Pierce chuckles. “Well, it comes in handy when peanut butter is your favourite food.”

“Ah, so it’s not just peanut butter and jelly sandwiches. It’s anything peanut butter?”

He nods. “Yes. Peanut butter cookies, Reese’s peanut butter cups, just a spoonful of peanut butter. I love it all. What about you? What’s your favourite food?” he asks as he leans back in his chair and takes a sip of milk.

I think about it for a moment and then say, “Chocolate.”

Pierce’s brow raises, and he nods in approval.

“Yep. I’ll eat anything chocolate. I once had a triple fudge cake for my birthday three years in a row. Thankfully, my mother made sure I didn’t eat too much at once so I wouldn’t end up hating it. And now, once in a while, I’ll get a chocolate bar or something, and I savour it. I break it up, put it into a bottle, and take a few out at a time to eat.”

“That’s a good sense of control you have there.”

“Yeah, you can thank my mother for that. My mom taught me that balance and moderation can be good for you, and my dad taught me that sometimes it’s okay to break the rules and have too much of something as long as you don’t make it a habit.”

I shrug, trying to keep things casual.
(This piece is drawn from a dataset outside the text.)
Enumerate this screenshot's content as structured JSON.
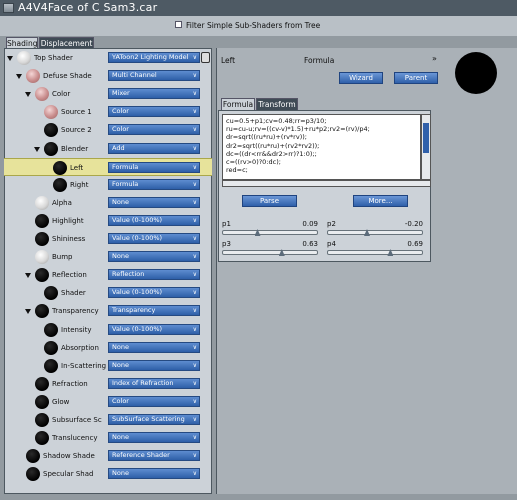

This is personal stuff, and once again, I’m just sharing it with him. I could’ve given him a bullshit answer, and I didn’t even have to add the stuff about my parents, but I did anyway. It’s almost like the sort of spell makes me want to tell Pierce everything about me.

“Those seem like good lessons,” he says.

“What lessons did your parents teach you?” I ask, wanting to know more about this man. I wanted another chance to get to know him more, and I feel like I’ve been given one.